Cette violence, serait-ce celle qu’il ressent lui-même dans sa vie quotidienne ? « Absolument, répond-il sans hésiter. C’est en moi. » Et il ajoute en souriant et de sa voix toujours douce : « J’éprouve, je crois, une violence de prédateur. Toute l’espèce humaine n’est-elle d’ailleurs pas constituée avant tout de prédateurs ? Mais je ressens peut-être surtout un profond sentiment d’injustice. Un sentiment qu’exacerbe certainement le fait de vivre dans une civilisation étrangère, qui n’est pas celle de mon pays d’origine. » Ce qui ne permet pas facilement de s’en sortir simplement grâce à « une conscience politique. »

De fait, arrivé en France à l’âge de 2 ans à la fin des années 1960, quand son père, travailleur émigré après la ruine de sa famille lors de la guerre, a enfin pu faire venir les siens après avoir acheté un camion pour se mettre à son compte, Rabah Ameur-Zaïmeche se considère comme appartenant à une nouvelle diaspora. Celle de la seconde vague des Africains du Nord qui ont traversé la Méditerranée. Ce qui lui permet de se sentir à la fois totalement français – par la culture acquise – et totalement algérien – par ses racines.

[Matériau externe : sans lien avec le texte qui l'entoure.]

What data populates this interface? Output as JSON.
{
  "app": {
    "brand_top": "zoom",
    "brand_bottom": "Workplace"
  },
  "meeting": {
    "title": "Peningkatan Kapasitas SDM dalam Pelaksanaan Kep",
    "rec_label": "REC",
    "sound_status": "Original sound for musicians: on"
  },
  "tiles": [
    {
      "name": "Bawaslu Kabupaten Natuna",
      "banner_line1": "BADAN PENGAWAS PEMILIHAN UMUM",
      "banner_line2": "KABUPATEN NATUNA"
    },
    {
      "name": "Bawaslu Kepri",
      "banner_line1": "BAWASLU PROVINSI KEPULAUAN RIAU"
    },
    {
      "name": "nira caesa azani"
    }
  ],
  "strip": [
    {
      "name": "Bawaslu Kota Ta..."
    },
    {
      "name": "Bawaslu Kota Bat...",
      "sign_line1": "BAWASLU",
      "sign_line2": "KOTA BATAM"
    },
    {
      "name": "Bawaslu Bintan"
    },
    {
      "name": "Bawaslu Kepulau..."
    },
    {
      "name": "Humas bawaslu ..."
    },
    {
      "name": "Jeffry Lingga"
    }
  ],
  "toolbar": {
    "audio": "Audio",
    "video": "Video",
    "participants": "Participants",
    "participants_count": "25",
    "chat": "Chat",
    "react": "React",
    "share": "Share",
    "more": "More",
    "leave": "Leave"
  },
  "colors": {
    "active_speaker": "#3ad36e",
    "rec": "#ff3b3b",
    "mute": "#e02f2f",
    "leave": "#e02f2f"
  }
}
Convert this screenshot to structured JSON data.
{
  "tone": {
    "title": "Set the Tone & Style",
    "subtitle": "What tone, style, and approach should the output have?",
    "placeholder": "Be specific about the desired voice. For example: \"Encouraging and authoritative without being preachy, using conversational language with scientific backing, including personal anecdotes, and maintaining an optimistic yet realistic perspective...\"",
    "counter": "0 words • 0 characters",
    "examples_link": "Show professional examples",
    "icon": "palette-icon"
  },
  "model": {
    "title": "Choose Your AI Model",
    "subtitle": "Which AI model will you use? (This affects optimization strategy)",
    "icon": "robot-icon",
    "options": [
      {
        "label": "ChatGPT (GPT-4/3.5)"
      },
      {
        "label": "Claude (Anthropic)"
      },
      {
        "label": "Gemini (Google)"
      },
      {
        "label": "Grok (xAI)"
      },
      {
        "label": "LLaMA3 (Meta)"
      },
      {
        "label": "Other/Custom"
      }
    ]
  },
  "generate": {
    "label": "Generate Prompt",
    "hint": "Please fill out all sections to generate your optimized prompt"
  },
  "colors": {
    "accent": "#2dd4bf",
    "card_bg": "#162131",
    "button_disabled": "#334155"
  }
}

C’est de cela, de cette impression d’être une sorte de « mutant », qu’il parle dans ses films. Celui qu’il comptait réaliser après Wesh Wesh, et qu’il a dû reporter, s’intitulait provisoirement Le Dernier Maquis et entrait dans la même catégorie. Un polar, qu’il voulait tourner à la manière de Melville, l’un de ses cinéastes préférés avec Cassavetes, évoquant la vie d’un travailleur émigré européen en France qui se convertit à l’islam. Il a mis sept ans à finaliser le projet Wesh Wesh, qu’il a produit lui-même en investissant ses parts de la société de transport familiale, mais il ne lui en a fallu que deux pour mener à bien le remarquable Bled Number One. On devrait donc savoir rapidement s’il reprendra ce scénario déjà existant. Quoi qu’il en soit, on attend la suite impatiemment.

Bled Number One, de Rabah Ameur-Zaïmeche, avec notamment Rabah Ameur-Zaïmeche et Meriem Serbah. Sélection officielle du Festival de Cannes (section « Un certain regard »). Sortie en France le 7 juin.